BEIJING — Chinese politics is controlled by the Communist Party and its powerful families and factions, so when the son of a former party chief says the state is virtually “fascist,” it’s worth listening.
That’s what Hu Deping, son of the late Hu Yaobang, the party general secretary forced to resign in 1987 for being too reform-minded, said to a group of mostly Chinese businesspeople and environmentalists in late 2005, in the Great Hall of the People on
Tiananmen Square. (Because of his father’s fall, Mr. Hu is outside the mainstream of power, dubbed a “nonprinceling,” but his pedigree still makes him a party aristocrat.)
Seven years later, with pressure for political reform mounting and a new generation of leaders to be announced in that same Great Hall of the People at the 18th Party Congress, which starts next Thursday, Mr. Hu’s words continue to reverberate. What is China today, and where is it headed?
Here’s what Mr. Hu said, according to my notes: “No matter how authoritarian this society is, even fascist, the people of this country still want justice. One thing they seek is profit, and the other is justice.”
Is today’s China fascist?
To cite a few characteristics, starting with the one-party state: Since the economic reforms that followed the death of
Mao Zedong, it has grown immensely wealthy through its state-owned companies, some of which rank among the world’s richest. What was once a poor, authoritarian state has become a rich, authoritarian state.
The rights to speak and associate freely remain tightly hobbled despite some relaxation, and some top officials openly scorn democracy.
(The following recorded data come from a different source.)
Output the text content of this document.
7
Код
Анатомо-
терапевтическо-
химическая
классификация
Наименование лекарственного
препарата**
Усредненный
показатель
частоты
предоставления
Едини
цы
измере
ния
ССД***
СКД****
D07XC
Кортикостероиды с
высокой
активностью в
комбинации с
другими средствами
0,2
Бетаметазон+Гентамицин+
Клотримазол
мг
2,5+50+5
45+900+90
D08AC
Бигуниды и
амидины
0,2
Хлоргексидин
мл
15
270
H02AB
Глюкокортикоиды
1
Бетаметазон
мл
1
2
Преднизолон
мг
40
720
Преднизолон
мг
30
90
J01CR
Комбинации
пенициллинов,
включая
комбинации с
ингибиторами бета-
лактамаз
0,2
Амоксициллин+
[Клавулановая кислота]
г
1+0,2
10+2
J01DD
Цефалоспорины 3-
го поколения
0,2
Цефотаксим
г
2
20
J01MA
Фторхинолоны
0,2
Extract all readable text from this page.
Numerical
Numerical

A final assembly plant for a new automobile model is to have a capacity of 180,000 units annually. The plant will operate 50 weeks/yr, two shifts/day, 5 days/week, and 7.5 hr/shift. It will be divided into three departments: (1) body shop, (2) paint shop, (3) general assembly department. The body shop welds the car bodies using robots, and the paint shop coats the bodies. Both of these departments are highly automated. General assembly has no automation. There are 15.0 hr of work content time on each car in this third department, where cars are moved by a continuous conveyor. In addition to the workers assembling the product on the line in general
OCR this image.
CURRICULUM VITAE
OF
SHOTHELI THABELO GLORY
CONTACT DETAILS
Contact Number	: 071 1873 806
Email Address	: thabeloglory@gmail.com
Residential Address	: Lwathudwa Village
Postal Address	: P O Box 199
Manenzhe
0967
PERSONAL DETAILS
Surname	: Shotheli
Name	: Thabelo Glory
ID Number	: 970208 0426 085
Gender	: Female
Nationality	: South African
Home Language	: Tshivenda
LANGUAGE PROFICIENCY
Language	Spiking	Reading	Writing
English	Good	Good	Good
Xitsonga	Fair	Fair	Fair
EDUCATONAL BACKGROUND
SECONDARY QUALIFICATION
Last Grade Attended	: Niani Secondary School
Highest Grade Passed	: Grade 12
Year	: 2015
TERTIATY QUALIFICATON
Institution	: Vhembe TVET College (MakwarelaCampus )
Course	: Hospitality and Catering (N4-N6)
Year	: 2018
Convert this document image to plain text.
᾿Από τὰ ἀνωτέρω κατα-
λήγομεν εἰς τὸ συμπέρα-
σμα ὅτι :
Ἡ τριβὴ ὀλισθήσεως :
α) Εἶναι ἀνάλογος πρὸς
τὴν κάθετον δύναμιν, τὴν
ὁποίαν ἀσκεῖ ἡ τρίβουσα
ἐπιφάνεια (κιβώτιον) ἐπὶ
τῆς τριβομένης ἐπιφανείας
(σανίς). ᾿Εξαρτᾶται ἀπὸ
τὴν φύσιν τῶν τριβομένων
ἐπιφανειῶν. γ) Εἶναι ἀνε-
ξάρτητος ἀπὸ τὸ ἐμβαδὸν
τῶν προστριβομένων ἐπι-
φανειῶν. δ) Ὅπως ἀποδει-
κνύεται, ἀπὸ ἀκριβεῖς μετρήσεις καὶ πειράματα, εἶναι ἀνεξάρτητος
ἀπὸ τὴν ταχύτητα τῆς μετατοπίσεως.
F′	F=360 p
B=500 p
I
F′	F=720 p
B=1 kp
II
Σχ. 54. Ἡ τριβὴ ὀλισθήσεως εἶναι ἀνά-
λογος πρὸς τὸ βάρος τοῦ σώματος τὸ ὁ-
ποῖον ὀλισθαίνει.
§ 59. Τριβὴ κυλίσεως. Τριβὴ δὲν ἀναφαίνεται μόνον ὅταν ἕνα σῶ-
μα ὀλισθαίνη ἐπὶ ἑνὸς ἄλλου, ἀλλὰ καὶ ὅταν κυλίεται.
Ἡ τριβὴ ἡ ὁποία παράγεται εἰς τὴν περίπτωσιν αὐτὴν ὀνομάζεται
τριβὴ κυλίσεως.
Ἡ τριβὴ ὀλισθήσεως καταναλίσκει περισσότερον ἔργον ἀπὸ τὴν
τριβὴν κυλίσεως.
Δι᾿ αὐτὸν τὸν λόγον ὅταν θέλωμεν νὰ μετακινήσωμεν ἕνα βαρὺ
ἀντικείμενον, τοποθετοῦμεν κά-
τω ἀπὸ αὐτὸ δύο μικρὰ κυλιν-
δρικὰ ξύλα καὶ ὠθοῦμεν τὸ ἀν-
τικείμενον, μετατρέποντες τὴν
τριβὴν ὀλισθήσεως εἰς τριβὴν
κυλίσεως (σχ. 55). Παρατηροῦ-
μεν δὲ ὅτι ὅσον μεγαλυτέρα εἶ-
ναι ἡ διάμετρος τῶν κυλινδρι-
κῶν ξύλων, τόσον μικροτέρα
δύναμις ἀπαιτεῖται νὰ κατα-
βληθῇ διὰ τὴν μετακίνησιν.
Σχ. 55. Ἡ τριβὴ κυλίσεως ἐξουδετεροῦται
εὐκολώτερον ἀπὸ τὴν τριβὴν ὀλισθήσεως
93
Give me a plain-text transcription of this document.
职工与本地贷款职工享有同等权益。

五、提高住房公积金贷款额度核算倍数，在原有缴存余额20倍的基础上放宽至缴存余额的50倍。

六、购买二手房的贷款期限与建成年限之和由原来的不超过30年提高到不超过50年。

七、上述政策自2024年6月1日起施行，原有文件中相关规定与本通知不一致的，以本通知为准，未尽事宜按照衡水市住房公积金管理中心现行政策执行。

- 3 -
The courts obey the party’s directives.
Official slogans increasingly exhort nationalism and “national rejuvenation,” a concept rooted in a mystical sense of nationhood popular with fascist thinkers in the last century.
“The signs have long been there,” said Wang Lixiong, a prominent writer and scholar. “I feel there is a very clear trend toward fascism, and the source of fascism comes from the ever-growing power of the power holders.” China is “a police state,” he said, where power rules for power’s sake.
The passing of Mao did not lead to power-sharing, it just stripped China of its Communist ideology, and no convincing value system has filled the gap, he said.
“Power has become an interest group,” Mr. Wang said.
“Today the interest groups have no ideology,” he said. “Their goal is to protect their own profit and power. They can only rely on power to rule, because they have no goal that convinces the people. So the state relies on power to suppress society and attain its objectives. I think there’s no other route the power holders can go.”
These are large issues. On a more human scale, I was reminded of Mr. Hu’s words on Monday when five men, several of whom said they were police officers, came to our Beijing apartment to check our passports, visas and residence permits, almost certainly part of the stepped-up security before the Party Congress.
Seconds after they left, a loud argument erupted in the corridor outside. Through the spy hole I watched a Chinese neighbor loudly berate the police for meddling. The checks are intimidating and resented — and people increasingly are not afraid to say so.
For sure, terms other than “fascism” are also used to describe what’s going on. Xu Jilin, a leading intellectual and history professor at East China Normal University, in Shanghai, for example, writes that “statism” has grown dominant in the past decade.
In an essay last year, Mr. Xu warned that in an atmosphere where the Communist Party and the state claim the sole right to represent the “universal interest,” China may “re-tread the broken road of 20th-century Germany and Japan.”
For John Delury, a professor at Yonsei University, in South Korea, there are important differences between classic fascism, such as Nazi Germany’s, and what is happening in China today.
“Absolutely the critical thing is how to define fascism,” he said by telephone from Seoul.
“One of the strongest objections to using the word fascism is that a central element of fascism was mass mobilization,” which included the symbolism and choreography associated with, for example,
Hitler’s rallies at Nuremberg, Mr. Delury said. While Mao did that, the current leadership does not, he said, a sign that the term does not exactly fit.
“I think still this leadership is very post-Mao, if not anti-Mao,” said Mr. Delury.
Yet for Mr. Wang, fascism is a threat, even without Mao’s charismatic leadership. He points to rising nationalism at home, increasingly directed overseas.
Does it surprise him to hear what was once a taboo word, an epithet to be hurled at the enemies of Communism, used by a member of China’s elite — even if a critical member — to describe China’s political direction?
“I’m not surprised to hear it, because they know, the people in these ruling circles, they don’t think it’s strange, they know what’s happening,” he said.